La Bce, che ha lasciato invariati i tassi d’interesse, ha confermato che gli acquisti del piano di quantitative easing Qe procedera’ al ritmo di 80 miliardi mensili fino a marzo, per poi calare a 60 miliardi da aprile fino a dicembre 2017. Non sono sorpreso dalle decisioni di oggi della Banca centrale europea che ‘sta facendo un buon lavoro’ ma il suo orientamento crea ‘problemi politici’ in Germania ha detto il ministro delle Finanze Schaeuble, sottolineando di prevedere che in Germania l’inflazione salira’ al 2% perche’ il surplus della Germania e’ anche una conseguenza della politica Bce. Ma per Draghi ‘i rischi alla crescita dell’eurozona sono orientati verso il ribasso a causa di fattori globali’. E ‘le condizioni dei prestiti per famiglie e imprese continuano a beneficiare’ delle misure varate dalla Bce.

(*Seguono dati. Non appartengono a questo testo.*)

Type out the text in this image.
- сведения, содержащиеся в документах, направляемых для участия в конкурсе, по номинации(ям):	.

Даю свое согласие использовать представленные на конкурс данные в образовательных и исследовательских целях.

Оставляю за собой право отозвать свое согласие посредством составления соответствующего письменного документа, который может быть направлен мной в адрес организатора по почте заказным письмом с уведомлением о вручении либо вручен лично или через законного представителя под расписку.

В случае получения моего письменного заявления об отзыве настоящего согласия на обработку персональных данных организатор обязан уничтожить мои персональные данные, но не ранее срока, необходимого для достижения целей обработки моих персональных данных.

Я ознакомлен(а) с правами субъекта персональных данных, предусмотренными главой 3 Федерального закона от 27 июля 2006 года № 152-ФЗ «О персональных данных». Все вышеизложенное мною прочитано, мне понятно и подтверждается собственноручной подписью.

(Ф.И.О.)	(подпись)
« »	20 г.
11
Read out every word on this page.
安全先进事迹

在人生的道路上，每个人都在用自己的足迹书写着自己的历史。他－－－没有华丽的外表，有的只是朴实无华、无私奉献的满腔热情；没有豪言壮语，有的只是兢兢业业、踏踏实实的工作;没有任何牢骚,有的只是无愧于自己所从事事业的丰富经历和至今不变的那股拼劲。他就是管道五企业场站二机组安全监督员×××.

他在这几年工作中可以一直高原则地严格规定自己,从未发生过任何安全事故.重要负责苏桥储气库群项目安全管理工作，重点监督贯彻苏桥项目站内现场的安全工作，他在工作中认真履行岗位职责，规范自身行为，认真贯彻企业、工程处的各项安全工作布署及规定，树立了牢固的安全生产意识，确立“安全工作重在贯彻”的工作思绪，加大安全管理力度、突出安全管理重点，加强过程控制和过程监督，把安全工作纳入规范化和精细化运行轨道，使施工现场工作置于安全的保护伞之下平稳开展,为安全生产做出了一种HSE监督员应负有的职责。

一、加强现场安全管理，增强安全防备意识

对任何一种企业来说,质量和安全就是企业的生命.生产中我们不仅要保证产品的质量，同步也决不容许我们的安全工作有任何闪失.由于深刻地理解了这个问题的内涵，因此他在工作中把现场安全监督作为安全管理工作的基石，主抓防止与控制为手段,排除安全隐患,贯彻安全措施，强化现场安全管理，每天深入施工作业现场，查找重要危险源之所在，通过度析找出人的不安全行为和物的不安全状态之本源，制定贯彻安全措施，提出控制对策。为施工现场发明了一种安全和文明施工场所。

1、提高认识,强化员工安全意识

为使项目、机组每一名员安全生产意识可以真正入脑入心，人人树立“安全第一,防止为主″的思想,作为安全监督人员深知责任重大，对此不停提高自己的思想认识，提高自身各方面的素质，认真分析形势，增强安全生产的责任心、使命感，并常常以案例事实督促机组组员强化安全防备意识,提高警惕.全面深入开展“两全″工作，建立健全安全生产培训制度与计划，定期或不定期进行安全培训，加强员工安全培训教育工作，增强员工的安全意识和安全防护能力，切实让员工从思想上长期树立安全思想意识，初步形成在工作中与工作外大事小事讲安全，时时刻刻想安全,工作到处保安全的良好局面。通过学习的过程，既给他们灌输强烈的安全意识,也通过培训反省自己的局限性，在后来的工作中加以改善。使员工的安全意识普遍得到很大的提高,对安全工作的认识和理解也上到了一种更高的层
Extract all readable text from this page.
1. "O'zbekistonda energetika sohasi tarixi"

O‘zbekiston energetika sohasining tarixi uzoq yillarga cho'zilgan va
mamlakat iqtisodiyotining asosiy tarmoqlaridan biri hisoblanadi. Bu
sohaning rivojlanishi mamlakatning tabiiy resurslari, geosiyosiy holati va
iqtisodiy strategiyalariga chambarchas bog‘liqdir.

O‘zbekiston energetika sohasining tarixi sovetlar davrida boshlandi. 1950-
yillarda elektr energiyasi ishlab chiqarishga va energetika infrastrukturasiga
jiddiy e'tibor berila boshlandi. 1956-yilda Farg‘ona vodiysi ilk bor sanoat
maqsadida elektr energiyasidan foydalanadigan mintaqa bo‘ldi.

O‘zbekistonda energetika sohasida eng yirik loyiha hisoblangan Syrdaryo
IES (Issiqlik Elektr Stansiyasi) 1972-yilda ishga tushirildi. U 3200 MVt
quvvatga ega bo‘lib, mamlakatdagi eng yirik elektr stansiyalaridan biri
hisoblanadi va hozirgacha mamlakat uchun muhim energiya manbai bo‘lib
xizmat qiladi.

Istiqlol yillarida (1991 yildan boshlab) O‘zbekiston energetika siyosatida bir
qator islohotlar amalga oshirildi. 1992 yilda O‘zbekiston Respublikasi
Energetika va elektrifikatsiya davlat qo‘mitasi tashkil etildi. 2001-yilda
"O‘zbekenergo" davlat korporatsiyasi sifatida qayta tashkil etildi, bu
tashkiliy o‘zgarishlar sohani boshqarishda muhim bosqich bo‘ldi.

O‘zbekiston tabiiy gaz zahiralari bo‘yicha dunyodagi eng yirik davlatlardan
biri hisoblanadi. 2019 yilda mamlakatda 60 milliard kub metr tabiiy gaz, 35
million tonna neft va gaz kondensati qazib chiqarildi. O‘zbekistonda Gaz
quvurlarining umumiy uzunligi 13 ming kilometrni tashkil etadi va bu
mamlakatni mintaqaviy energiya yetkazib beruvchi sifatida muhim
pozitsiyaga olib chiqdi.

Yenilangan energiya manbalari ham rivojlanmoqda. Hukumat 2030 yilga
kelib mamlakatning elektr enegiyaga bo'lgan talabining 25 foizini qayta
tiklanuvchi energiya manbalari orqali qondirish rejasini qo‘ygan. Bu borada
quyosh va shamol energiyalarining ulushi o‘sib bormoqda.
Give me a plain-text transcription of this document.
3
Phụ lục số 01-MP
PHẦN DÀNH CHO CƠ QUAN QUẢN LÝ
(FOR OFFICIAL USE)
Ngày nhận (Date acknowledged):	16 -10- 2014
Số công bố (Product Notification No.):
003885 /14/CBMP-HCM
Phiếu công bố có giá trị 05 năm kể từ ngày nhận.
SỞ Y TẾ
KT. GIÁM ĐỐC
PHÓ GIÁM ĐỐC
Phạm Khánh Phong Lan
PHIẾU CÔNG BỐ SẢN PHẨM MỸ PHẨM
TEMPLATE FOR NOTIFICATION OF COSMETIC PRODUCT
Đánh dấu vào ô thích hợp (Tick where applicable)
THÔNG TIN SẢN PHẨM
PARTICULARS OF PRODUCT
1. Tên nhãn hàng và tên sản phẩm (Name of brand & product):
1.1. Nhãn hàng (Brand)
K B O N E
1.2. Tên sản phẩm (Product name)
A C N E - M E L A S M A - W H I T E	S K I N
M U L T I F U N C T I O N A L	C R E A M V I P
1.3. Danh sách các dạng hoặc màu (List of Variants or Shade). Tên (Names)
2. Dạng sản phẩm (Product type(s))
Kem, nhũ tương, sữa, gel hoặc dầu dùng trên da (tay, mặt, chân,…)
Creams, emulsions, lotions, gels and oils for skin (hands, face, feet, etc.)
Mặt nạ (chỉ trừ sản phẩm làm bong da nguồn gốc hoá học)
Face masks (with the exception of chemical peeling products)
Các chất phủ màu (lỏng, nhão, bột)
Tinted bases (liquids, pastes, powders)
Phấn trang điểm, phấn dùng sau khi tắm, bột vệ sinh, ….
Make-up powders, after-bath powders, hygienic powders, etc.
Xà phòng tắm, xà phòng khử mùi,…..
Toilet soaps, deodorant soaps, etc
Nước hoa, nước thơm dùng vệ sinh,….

“Se l’outlook per l’Eurozona dovesse diventare meno favorevole, o se le condizioni finanziarie non fossero piu’ in linea con ulteriori progressi verso un aggiustamento sostenibile del percorso dell’inflazione, siamo pronti ad aumentare il nostro programma di acquisto di titoli in termini di volume e di durata”. Lo ha sottolineato il presidente della Bce, Mario Draghi, nelle sue considerazioni introduttive. L’area dell’euro, ha ribadito, “ha ancora bisogno di un livello molto consistente di sostegno monetario perche’ le pressioni inflattive aumentino e sostengano l’inflazione complessiva nel medio termine”. “Se necessario – ha concluso – il Consiglio direttivo, per raggiungere il proprio obiettivo” che e’ quello di un tasso di inflazione vicino ma inferiore al 2% nel medio termine “interverra’, facendo ricorso a tutti gli strumenti a disposizione entro il suo mandato”.
Il ministro delle Finanze tedesco Wolfgang Schaeuble “ha detto che ci sono problemi politici a spiegare l’orientamento della Bce e questa e’ una dichiarazione comprensibile”. Lo ha detto il presidente della Bce, Mario Draghi, in conferenza stampa, aggiungendo che “da parte mia posso solo ripetere quello che dico da diversi mesi: ci vogliono tassi bassi ora per poterli avere piu’ alti in futuro. La ripresa dell’Eurozona e’ nell’interesse di tutti, compresa la Germania, e delle nostre misure hanno beneficiato anche i lavoratori e gli imprenditori tedeschi. Dobbiamo avere pazienza. Mano a mano che la ripresa si consolida, i tassi saliranno”. Dopo il dato sull’inflazione tedesca di dicembre (in netto aumento all’1,7%) Schaeuble aveva invitato la Bce a iniziare a pensare a un possibile inizio di ‘tapering’, e cioe’ di ritiro graduale del sostegno monetario straordinario.